I try to understand, why domain of $x^2$ is the set of all real numbers.
My doubts:
The domain of square root is not defined for negative numbers. Reason to that (If I am not wrong) is that function is supposed to have output with only one input leading to it. Therefore 9 cannot be square-rooted to -3 and 3, only to the positive number (in this case it's 3). Is not the situation with $x^2$ the same? Should not a domain for it be limited to non-negative numbers? Otherwise, we are having an ambiguity of 3 and -3 leading to 9…
Best Answer
You're right about one thing: the square root function is the inverse function to the squaring function, after the squaring function is restricted to a domain on which it's one-to-one.
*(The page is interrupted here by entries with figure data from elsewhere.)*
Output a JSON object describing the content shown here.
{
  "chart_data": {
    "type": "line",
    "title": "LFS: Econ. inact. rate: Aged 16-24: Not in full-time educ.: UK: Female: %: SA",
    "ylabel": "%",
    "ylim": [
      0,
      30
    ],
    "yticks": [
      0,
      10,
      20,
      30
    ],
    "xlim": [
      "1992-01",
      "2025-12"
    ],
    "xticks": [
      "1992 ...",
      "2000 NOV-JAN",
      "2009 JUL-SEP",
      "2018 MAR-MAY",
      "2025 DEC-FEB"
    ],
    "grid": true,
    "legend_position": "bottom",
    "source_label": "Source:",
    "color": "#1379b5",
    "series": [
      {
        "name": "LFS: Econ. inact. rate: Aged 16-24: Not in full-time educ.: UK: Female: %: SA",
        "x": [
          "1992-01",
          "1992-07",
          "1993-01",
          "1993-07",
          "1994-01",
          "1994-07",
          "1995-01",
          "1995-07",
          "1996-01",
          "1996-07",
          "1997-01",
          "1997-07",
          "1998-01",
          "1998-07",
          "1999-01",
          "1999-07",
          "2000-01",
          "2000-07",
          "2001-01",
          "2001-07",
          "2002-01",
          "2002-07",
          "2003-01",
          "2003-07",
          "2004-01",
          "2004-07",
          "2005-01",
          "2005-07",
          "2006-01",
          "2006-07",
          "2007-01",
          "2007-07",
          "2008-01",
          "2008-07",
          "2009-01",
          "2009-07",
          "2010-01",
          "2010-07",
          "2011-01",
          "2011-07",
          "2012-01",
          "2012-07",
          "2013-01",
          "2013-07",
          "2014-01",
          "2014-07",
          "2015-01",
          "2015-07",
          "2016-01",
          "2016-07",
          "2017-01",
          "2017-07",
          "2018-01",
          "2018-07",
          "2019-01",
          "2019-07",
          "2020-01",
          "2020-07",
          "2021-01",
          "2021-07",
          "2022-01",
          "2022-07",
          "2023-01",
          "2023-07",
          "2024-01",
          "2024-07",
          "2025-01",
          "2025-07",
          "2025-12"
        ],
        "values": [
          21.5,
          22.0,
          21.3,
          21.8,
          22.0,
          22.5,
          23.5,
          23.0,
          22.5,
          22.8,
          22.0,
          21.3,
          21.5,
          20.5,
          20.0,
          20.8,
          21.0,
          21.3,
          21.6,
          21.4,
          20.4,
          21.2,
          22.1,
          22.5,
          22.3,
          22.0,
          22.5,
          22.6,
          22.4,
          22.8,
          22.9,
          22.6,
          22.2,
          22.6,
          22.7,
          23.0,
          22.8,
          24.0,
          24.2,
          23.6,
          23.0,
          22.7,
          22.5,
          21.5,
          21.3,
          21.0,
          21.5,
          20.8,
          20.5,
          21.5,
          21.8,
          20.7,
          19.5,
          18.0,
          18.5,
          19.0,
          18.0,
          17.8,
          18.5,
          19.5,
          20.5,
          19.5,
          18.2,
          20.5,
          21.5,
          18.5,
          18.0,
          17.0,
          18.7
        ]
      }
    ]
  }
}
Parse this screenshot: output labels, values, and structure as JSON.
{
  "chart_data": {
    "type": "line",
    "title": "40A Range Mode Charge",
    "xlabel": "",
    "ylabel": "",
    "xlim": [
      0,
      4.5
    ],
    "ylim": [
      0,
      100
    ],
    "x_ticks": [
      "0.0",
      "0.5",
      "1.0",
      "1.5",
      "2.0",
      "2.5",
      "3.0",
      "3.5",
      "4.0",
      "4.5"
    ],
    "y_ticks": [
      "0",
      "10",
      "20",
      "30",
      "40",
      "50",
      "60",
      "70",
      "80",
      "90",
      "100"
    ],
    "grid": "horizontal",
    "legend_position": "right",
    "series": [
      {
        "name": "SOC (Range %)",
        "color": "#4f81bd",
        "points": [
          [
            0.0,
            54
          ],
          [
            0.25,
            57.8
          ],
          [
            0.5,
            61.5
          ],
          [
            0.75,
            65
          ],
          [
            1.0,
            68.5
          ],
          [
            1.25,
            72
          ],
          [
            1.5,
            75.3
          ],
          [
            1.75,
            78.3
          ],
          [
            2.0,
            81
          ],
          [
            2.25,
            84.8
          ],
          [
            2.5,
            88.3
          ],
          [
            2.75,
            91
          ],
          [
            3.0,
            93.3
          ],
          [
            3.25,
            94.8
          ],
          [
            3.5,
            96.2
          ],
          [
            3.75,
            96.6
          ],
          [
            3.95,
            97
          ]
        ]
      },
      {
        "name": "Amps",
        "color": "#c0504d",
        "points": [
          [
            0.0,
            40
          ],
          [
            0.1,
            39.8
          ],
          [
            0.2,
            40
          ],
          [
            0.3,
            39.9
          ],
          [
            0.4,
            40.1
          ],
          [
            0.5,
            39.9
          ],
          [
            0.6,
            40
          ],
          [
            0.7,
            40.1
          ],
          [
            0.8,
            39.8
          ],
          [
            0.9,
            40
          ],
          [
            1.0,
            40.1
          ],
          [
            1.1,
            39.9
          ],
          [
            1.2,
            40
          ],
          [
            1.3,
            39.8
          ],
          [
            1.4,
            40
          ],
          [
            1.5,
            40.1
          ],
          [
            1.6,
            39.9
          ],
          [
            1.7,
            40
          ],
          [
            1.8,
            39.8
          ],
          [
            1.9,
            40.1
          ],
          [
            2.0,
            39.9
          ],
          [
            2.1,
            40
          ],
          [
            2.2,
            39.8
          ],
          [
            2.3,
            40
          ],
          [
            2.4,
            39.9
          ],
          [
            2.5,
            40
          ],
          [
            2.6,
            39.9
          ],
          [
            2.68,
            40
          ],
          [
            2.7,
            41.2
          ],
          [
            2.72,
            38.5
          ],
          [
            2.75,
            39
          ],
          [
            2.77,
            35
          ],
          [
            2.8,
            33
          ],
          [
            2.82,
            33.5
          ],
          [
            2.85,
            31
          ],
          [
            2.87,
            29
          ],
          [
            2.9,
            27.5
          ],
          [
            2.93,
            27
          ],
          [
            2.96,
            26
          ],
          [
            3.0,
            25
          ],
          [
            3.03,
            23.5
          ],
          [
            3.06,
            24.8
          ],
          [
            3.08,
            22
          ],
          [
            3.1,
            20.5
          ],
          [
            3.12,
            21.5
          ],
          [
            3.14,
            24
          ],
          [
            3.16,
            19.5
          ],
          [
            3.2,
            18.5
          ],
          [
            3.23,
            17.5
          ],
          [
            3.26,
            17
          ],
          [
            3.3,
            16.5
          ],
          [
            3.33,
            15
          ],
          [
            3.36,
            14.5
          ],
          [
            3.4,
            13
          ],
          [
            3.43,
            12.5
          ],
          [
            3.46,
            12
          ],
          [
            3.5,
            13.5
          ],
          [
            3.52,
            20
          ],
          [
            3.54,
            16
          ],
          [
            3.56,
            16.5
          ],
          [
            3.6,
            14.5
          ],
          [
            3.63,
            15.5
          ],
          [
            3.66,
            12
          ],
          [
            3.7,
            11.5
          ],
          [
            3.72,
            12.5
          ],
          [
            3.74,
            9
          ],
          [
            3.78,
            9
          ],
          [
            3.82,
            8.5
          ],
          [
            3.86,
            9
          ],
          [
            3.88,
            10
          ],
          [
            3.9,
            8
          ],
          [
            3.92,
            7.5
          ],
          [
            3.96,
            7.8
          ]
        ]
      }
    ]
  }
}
That domain is nonnegative numbers.
However, I think you're overthinking this problem. When a problem asks for the the domain of a function defined by an algebraic expression, the task is to calculate the entire subset of real numbers which can be substituted into the expression. For instance, if the expression is $\frac{1}{1-x^2}$, you're supposed to notice that the denominator cannot be zero for this to make sense. So the domain must carve out any numbers which do that, namely $\pm 1$. Therefore the domain is $\mathbb{R}\setminus\{-1,1\}$.
But the expression you're given is just $x^2$. This is defined for all real numbers. So the domain is $\mathbb{R}$.